J’ai augmenté le rythme du vibromasseur, monté la puissance de deux crans et la pression de ma langue en même temps. Nadia s’est mise à trembler de tout son corps. Je l’ai baisée avec le silicone plus fort, en la poussant sur son point intérieur à chaque coup de rein, pendant que je suçais sans relâche son clitoris gonflé. Elle est venue avec une intensité qui a secoué tout le canapé, en criant sans pudeur, le minou mordant le vibromasseur dans des contractions si fortes qu’elle a failli me l’expulser. J’ai senti Bruno jouir presque au même moment, un petit halètement depuis le canapé.
J’ai retiré le silicone lentement et j’ai léché les restes de son clitoris pour la calmer. Ses jambes sont restées ouvertes et sans force pendant un bon moment, le minou rouge, gonflé, dégoulinant de son propre foutre sur le coussin. Je lui ai passé une main sur le ventre pendant qu’elle se calmait et elle m’a attrapé les doigts pour les serrer contre ses seins.
Nous nous sommes rhabillées sans hâte. Bruno s’est remis en ordre en silence, visiblement satisfait à sa manière : celle de quelqu’un qui vient d’obtenir exactement ce qu’il cherchait. Nous avons terminé la soirée avec un autre verre et une conversation banale, comme si ce qui venait de se passer n’était qu’une extension naturelle du dîner, et non quelque chose qu’aucun de nous trois n’avait jamais vécu auparavant.

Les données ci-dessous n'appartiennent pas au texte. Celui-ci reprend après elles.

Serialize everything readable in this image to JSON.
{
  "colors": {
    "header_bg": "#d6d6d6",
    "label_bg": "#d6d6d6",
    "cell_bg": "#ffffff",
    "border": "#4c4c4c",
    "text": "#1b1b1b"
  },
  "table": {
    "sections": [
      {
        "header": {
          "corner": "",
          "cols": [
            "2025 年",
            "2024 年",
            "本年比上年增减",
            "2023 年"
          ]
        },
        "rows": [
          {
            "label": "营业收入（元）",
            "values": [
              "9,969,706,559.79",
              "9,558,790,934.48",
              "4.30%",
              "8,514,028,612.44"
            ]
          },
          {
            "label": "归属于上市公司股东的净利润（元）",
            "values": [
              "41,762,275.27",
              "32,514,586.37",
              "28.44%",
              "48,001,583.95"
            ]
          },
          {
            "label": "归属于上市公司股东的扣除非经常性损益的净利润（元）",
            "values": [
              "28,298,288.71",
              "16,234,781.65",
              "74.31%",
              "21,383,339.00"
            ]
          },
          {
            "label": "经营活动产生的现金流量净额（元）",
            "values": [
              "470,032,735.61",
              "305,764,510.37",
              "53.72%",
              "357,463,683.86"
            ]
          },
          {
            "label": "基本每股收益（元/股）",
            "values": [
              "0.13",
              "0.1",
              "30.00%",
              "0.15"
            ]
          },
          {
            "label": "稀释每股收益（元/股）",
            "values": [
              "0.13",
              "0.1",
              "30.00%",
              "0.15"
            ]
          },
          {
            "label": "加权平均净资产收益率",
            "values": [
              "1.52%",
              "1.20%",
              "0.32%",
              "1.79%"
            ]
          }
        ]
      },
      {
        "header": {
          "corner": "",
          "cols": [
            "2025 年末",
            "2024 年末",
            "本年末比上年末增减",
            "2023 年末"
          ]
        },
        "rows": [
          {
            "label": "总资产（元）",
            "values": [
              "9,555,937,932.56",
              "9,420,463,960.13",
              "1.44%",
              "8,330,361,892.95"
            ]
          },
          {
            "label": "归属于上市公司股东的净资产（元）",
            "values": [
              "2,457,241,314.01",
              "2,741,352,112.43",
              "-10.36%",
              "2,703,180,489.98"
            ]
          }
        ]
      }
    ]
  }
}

Nadia m’a raccompagnée jusqu’à la porte. Avant de la fermer, elle a soutenu mon regard un instant de trop.
— Mardi, on se voit à la salle — a-t-elle dit.
— Mardi — ai-je confirmé.
En descendant vers l’ascenseur, je pouvais encore sentir la chaleur de cette nuit sur ma peau, le goût de son minou dans ma bouche. Je savais que mardi ne serait pas simplement une séance d’entraînement. Et je savais, avec la même certitude, que c’était exactement ce que nous voulions tous les trois.